Great Expectations and a Great Fiasco
When marble deposits were found in Ny-London at the beginning of the 20th century, everyone quickly became excited. In 1906, the island was hastily named as the one made of pure marble, and Ny-London was supposed to be a real gold mine in Svalbard.
In excitement investors were quickly found and already 5 years later, in 1911, an English engineer Ernest Richard Mansfield built there a marble quarry and the entire mining settlement. Within a few years, houses for 70 people, workshops and warehouses were built. Railway lines, steam machines, carriages, cranes, winches, as well as equipment for extracting marble were installed and work started. Marble was mined for several years.

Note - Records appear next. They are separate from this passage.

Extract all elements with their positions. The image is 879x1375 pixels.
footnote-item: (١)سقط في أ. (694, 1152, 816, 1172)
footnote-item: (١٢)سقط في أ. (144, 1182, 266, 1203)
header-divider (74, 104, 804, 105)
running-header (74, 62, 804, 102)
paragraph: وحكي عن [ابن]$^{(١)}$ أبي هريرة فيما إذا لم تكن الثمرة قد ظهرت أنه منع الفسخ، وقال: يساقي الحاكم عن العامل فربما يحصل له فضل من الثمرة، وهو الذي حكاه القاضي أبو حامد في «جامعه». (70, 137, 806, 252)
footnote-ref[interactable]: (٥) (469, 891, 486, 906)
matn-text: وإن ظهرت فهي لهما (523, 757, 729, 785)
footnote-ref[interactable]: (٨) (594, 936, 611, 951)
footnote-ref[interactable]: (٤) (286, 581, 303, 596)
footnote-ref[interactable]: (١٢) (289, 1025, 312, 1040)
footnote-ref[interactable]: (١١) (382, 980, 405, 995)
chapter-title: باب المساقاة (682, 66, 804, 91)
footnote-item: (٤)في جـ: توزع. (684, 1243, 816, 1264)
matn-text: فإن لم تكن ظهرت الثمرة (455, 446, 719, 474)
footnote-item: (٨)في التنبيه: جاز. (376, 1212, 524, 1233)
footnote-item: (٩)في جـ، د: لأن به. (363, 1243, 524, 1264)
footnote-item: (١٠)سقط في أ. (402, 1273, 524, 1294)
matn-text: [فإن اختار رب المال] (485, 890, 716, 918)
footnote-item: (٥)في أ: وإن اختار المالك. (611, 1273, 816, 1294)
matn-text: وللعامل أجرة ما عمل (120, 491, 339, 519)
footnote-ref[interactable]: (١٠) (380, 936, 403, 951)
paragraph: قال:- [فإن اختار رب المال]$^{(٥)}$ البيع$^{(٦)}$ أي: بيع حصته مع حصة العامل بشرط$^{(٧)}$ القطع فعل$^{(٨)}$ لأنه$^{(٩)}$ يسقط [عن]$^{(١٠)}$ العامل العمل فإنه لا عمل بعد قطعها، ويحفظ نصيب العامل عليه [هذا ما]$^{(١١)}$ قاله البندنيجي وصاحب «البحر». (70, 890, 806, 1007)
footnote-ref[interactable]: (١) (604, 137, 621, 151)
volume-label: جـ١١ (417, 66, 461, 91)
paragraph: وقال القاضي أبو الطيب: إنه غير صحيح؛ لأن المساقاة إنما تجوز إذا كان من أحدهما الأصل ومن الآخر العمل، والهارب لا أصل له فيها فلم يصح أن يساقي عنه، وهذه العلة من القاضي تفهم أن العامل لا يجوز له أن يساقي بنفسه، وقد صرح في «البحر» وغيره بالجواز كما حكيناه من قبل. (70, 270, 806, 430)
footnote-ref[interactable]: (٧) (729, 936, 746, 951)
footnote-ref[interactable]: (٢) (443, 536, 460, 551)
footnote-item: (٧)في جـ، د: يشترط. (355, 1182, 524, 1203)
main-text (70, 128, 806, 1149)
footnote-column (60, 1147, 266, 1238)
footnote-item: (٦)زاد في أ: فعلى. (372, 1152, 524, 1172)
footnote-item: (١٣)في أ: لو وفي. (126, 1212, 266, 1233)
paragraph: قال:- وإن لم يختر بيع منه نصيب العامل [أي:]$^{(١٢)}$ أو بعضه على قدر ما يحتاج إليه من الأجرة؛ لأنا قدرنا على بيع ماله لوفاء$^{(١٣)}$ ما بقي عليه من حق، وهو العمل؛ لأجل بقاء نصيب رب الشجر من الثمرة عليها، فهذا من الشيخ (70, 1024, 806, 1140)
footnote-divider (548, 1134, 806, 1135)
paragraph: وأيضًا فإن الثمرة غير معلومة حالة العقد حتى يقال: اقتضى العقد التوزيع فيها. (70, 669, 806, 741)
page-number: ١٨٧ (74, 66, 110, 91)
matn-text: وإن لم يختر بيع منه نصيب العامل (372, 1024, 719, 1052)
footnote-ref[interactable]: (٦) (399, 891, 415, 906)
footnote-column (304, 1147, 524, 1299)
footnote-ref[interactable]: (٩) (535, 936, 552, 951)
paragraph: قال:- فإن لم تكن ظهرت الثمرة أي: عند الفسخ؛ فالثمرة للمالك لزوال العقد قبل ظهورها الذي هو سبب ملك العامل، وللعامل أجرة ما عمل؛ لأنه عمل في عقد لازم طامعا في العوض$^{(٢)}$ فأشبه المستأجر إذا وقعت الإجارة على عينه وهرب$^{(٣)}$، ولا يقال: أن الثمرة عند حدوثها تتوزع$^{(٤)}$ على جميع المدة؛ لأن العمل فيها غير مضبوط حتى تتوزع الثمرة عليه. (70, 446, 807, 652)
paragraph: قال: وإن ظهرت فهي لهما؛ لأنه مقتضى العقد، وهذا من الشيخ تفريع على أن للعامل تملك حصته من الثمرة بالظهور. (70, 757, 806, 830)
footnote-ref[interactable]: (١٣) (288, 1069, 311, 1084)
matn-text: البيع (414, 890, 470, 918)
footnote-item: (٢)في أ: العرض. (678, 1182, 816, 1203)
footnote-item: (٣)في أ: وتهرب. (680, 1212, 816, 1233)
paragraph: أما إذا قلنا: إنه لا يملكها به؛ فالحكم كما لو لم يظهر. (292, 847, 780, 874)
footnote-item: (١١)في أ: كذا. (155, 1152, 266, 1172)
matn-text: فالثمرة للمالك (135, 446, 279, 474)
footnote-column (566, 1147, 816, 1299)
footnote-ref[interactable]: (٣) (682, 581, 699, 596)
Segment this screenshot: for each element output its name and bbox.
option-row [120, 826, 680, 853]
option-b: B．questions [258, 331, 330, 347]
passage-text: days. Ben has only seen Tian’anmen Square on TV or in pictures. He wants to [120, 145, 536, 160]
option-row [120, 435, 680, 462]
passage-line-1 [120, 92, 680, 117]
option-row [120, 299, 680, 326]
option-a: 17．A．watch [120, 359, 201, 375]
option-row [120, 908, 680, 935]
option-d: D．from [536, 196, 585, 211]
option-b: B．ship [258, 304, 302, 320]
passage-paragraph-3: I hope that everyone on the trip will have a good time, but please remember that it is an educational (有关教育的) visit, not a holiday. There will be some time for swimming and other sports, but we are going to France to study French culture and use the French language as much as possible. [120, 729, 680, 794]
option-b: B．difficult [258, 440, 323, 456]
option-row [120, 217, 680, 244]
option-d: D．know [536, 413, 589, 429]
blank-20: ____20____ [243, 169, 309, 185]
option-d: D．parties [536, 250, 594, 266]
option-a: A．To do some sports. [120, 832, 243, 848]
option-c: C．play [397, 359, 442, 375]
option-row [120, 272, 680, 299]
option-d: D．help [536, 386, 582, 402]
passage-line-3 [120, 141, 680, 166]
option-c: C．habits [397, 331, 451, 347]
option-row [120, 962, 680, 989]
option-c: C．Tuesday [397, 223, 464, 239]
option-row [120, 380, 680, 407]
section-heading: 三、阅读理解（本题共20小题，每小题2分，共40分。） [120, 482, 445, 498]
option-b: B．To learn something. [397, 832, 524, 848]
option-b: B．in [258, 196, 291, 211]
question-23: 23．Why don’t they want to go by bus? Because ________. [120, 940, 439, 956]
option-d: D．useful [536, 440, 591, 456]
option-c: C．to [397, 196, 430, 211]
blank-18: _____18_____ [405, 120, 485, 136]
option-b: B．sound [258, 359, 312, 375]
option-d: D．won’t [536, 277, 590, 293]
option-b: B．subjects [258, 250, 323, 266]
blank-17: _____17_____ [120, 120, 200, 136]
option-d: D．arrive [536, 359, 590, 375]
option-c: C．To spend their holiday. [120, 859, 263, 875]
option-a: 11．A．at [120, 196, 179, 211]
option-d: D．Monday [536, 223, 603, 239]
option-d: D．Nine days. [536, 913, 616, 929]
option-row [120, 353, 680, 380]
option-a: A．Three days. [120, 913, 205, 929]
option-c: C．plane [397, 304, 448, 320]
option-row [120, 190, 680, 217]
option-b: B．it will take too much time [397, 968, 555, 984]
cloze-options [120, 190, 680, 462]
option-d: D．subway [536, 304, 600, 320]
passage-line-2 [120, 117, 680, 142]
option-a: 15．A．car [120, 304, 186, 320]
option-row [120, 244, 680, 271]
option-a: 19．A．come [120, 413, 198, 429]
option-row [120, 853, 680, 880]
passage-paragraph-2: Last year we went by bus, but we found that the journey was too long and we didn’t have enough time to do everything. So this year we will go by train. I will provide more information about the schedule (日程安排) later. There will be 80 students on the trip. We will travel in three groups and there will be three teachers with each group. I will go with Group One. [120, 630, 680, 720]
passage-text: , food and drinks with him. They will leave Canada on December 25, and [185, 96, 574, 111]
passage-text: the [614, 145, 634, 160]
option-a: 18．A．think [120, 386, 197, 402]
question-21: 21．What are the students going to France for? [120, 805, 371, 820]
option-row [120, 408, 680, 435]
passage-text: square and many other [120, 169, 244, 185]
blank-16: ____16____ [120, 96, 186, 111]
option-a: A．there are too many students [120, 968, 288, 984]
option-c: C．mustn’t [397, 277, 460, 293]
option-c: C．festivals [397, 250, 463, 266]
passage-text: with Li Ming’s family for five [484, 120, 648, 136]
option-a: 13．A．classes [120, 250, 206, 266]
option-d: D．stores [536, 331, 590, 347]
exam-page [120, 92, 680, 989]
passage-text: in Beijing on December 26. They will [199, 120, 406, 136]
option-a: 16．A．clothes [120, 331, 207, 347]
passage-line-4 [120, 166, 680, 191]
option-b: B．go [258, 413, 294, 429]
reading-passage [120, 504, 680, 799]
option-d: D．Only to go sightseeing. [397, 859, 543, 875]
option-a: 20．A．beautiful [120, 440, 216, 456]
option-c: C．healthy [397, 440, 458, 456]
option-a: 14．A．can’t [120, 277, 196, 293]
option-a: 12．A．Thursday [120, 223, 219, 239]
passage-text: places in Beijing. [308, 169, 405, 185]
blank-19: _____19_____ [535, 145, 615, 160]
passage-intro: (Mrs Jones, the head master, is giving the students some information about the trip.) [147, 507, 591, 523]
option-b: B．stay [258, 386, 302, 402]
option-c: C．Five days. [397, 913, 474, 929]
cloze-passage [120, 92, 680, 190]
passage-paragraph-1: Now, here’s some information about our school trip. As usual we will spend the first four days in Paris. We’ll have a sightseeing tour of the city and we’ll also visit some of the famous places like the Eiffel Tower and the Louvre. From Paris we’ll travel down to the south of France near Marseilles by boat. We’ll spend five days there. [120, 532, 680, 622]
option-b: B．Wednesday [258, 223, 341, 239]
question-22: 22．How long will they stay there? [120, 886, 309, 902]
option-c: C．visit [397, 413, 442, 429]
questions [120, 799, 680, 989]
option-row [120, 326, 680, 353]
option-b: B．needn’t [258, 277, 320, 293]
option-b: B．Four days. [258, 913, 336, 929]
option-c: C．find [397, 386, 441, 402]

However, the investment turned out to be a complete washout. Marble turned out to be useless, because the blocks disintegrated as a result of frost. The investment was completed in 1920, and Ny-London was finally abandoned in 1933 and has remained a symbol of disappointed hopes to this day.
In the Ny-London area you can often encounter representatives of Svalbard fauna: reindeer, polar bears and whales appearing in the waters of the fjord.